Working Capital is calculated by subtracting your current liabilities from your current assets.
WORKING CAPITAL = CURRENT ASSETS – CURRENT LIABILITIES
What are Current Assets and Liabilities?
Current assets are things the business owns or has a claim on, and that can be rapidly turned into cash – think inventory and accounts receivable (‘current’ usually means within one year).
Current liabilities are obligations that will soon fall due – think short-term debt and accounts payable.
If your working capital is positive when using the Working Capital formula current assets – current liabilities, your business has enough working capital to keep operating, even if conditions tighten up for a while.
As Working Capital is the difference between your assets and liabilities, the higher the working capital the better it is for your business.
The amount of working capital a business needs varies throughout the year and it is important you have enough working capital to sustain your business all year round. In order to ensure that you have enough working capital it is a good idea to assess your working capital monthly and quarterly not just yearly.
Calculating your Current Assets
The main figures that will make up your businesses current assets are your cash at bank, stock value and the debtors (also known as accounts receivable). If we add these three figures up we will get a good idea of your current business assets to use in your working capital.
If you have $20,000 cash at Bank, Stock valued at $50,000 and $50,000 in Debtors, your current business assets adds up to $120,000
Calculating your Current Liabilities
The main figures that will make up your businesses current liabilities are your creditors (also known as accounts payable), your payroll (also known as wages), taxes and other running costs such as monthly subscriptions, rent or mortgage repayments (depending on whether you own or rent your business premises). Assume that your total creditors, payroll and other running costs add up to $100,000.
You can now calculate your working Capital using the Current Assets – Current Liabilities formula.
So if you have $120,000 in Current Assets and $100,000 in current liabilities, your working capital is $20,000
Although a very useful calculation the working capital formula on its own will not provide a full understanding for your businesses working capital. We also need to look at the “operating cycle” (also known as the “Cash Conversion Cycle”)
Calculating Your Business’s Cash-Conversion Cycle
In order to calculate your businesses cash conversion cycle you will need to first understand your businesses Inventory Days, Debtor Days and Creditor Days.

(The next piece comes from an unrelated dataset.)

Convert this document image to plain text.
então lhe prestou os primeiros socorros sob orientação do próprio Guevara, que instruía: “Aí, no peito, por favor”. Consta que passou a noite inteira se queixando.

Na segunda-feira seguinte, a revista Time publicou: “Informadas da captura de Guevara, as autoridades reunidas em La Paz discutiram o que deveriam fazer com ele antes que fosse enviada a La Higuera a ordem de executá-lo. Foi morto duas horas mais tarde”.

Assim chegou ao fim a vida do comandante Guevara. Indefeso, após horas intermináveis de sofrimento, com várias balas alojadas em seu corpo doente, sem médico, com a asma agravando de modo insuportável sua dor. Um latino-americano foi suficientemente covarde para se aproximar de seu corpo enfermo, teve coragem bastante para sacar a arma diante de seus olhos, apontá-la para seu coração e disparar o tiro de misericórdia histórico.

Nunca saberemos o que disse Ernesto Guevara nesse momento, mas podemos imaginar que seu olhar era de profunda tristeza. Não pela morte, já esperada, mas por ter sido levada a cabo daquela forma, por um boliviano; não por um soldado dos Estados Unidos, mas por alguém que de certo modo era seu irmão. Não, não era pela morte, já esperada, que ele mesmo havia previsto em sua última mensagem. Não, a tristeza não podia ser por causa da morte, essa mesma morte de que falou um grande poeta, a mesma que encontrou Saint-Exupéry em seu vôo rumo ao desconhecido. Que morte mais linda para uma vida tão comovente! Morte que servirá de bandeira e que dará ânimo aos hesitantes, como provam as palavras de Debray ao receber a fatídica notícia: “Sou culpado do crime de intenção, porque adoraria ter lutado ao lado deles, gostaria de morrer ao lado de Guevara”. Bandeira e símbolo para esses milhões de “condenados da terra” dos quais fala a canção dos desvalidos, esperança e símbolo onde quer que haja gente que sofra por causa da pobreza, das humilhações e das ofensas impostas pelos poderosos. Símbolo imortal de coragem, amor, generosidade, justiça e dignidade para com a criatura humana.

Inventory days are the number of days that stock sits on your shelf before it is sold or the number of days your business has to pay for labour and materials to create a saleable product.
Debtor Days are the number of days it takes your business to collect payment from their customers while creditor days are the number of days your business can wait before it must pay its creditors.
Your businesses Cash Conversion Cycle is calculated by adding up the inventory and debtor days and subtracting the creditor days from the result.
CASH CONVERSION CYCLE = (INVENTORY DAYS + DEBTOR DAYS) – CREDITOR DAYS
In the case where a business has 55 Inventory days, 45 debtor days and 30 creditor days, The cash conversion cycle is calculated to be 70 days.
i.e. Cash Conversion Cycle = (55 Inventory Days + 45 Debtor Days) – 30 Creditor Days = 70 Days
In this example it takes the business 70 days for the business expenditures to return to the business as cash
The Cash Conversion Cycle can be lengthened if sales suddenly slow down or alternatively it can be shortened by decreasing the number of debtor days. So, once you have calculated your Cash Conversion Cycle it is a good business strategy to work on shortening the cycle and decreasing the number of days your business has to wait to recover its costs.
By understanding your business’s working capital requirements, you can help shorten your cash-conversion cycle and plan for times of business stress.
If, after you’ve crunched the numbers, you fear your business may be a little short on working capital, rest assured there are finance options available.